Published in Data Science and Engineering (DSE) Record 2024 Vol. 5 No. 1 pp. 80-96
Abstract
Spelling correction (SC) is used to detect and correct misspelled words. SC is considered a fundamental task in various Natural Language Processing (NLP) applications, such as machine translation, chatbots, Optical Character Recognition (OCR) systems, etc. Currently, there exists a limited number of research works pertaining to spelling correction in low-resource languages, with a specific focus on evaluating the efficacy of Thai OCR in processing PDF documents. The issues pertaining to spelling correction in the Thai language involve not only the availability of benchmarking data, but also extend to text extraction from PDFs and the performance of models.
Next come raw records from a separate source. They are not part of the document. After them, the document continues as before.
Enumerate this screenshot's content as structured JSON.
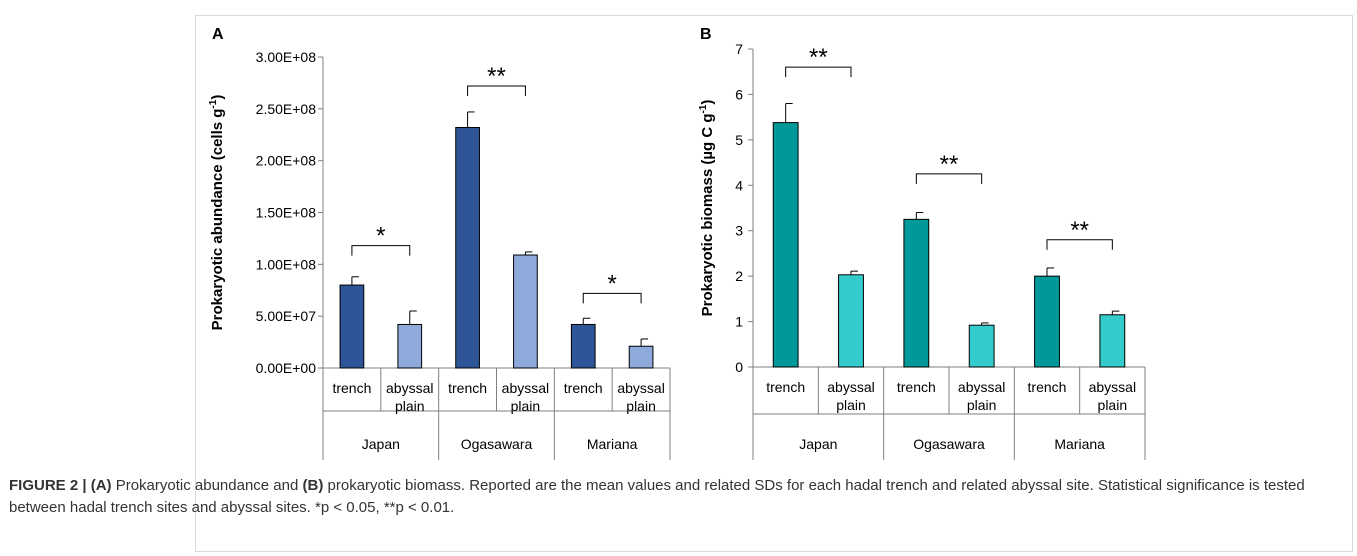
{
  "caption": {
    "figure_label": "FIGURE 2 |",
    "a_ref": "(A)",
    "a_text": " Prokaryotic abundance and ",
    "b_ref": "(B)",
    "b_text": " prokaryotic biomass. Reported are the mean values and related SDs for each hadal trench and related abyssal site. Statistical significance is tested between hadal trench sites and abyssal sites. *p < 0.05, **p < 0.01."
  },
  "colors": {
    "trench_A": "#2e5597",
    "abyssal_A": "#8eaadb",
    "trench_B": "#009999",
    "abyssal_B": "#33cccc"
  },
  "chart_data": [
    {
      "type": "bar",
      "panel": "A",
      "ylabel": "Prokaryotic abundance (cells g-1)",
      "ylabel_main": "Prokaryotic abundance (cells g",
      "ylabel_sup": "-1",
      "ylabel_end": ")",
      "ylim": [
        0,
        300000000
      ],
      "yticks": [
        "0.00E+00",
        "5.00E+07",
        "1.00E+08",
        "1.50E+08",
        "2.00E+08",
        "2.50E+08",
        "3.00E+08"
      ],
      "groups": [
        "Japan",
        "Ogasawara",
        "Mariana"
      ],
      "categories": [
        [
          "trench"
        ],
        [
          "abyssal",
          "plain"
        ],
        [
          "trench"
        ],
        [
          "abyssal",
          "plain"
        ],
        [
          "trench"
        ],
        [
          "abyssal",
          "plain"
        ]
      ],
      "values": [
        80000000,
        42000000,
        232000000,
        109000000,
        42000000,
        21000000
      ],
      "errors": [
        8000000,
        13000000,
        15000000,
        3000000,
        6000000,
        7000000
      ],
      "bar_kinds": [
        "trench",
        "abyssal",
        "trench",
        "abyssal",
        "trench",
        "abyssal"
      ],
      "significance": [
        {
          "label": "*",
          "pair": [
            0,
            1
          ],
          "level": 118000000
        },
        {
          "label": "**",
          "pair": [
            2,
            3
          ],
          "level": 272000000
        },
        {
          "label": "*",
          "pair": [
            4,
            5
          ],
          "level": 72000000
        }
      ]
    },
    {
      "type": "bar",
      "panel": "B",
      "ylabel": "Prokaryotic biomass (µg C g-1)",
      "ylabel_main": "Prokaryotic biomass (µg C g",
      "ylabel_sup": "-1",
      "ylabel_end": ")",
      "ylim": [
        0,
        7
      ],
      "yticks": [
        "0",
        "1",
        "2",
        "3",
        "4",
        "5",
        "6",
        "7"
      ],
      "groups": [
        "Japan",
        "Ogasawara",
        "Mariana"
      ],
      "categories": [
        [
          "trench"
        ],
        [
          "abyssal",
          "plain"
        ],
        [
          "trench"
        ],
        [
          "abyssal",
          "plain"
        ],
        [
          "trench"
        ],
        [
          "abyssal",
          "plain"
        ]
      ],
      "values": [
        5.38,
        2.03,
        3.25,
        0.92,
        2.0,
        1.15
      ],
      "errors": [
        0.42,
        0.08,
        0.15,
        0.05,
        0.18,
        0.08
      ],
      "bar_kinds": [
        "trench",
        "abyssal",
        "trench",
        "abyssal",
        "trench",
        "abyssal"
      ],
      "significance": [
        {
          "label": "**",
          "pair": [
            0,
            1
          ],
          "level": 6.6
        },
        {
          "label": "**",
          "pair": [
            2,
            3
          ],
          "level": 4.25
        },
        {
          "label": "**",
          "pair": [
            4,
            5
          ],
          "level": 2.8
        }
      ]
    }
  ]
}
In this study, we proposed a two-step spelling correction framework that includes detection and correction steps from image dataset. Experiment results revealed that in the error detection, Bi-LSTM revealed the highest performance and achieved an F1-score of 93.20%. In the error correction, Bi-LSTM with attention mechanism achieved F1-score of 86.31% and WangchanBERTa achieved F1-score of 81.36%. However, WangchanBERTa has a faster inference time than the Attention mechanism (40 times) and can reduce WER from 11.99% to 4.51%. The experiment results reveal that our proposed method effectively detects and corrects the Thai language.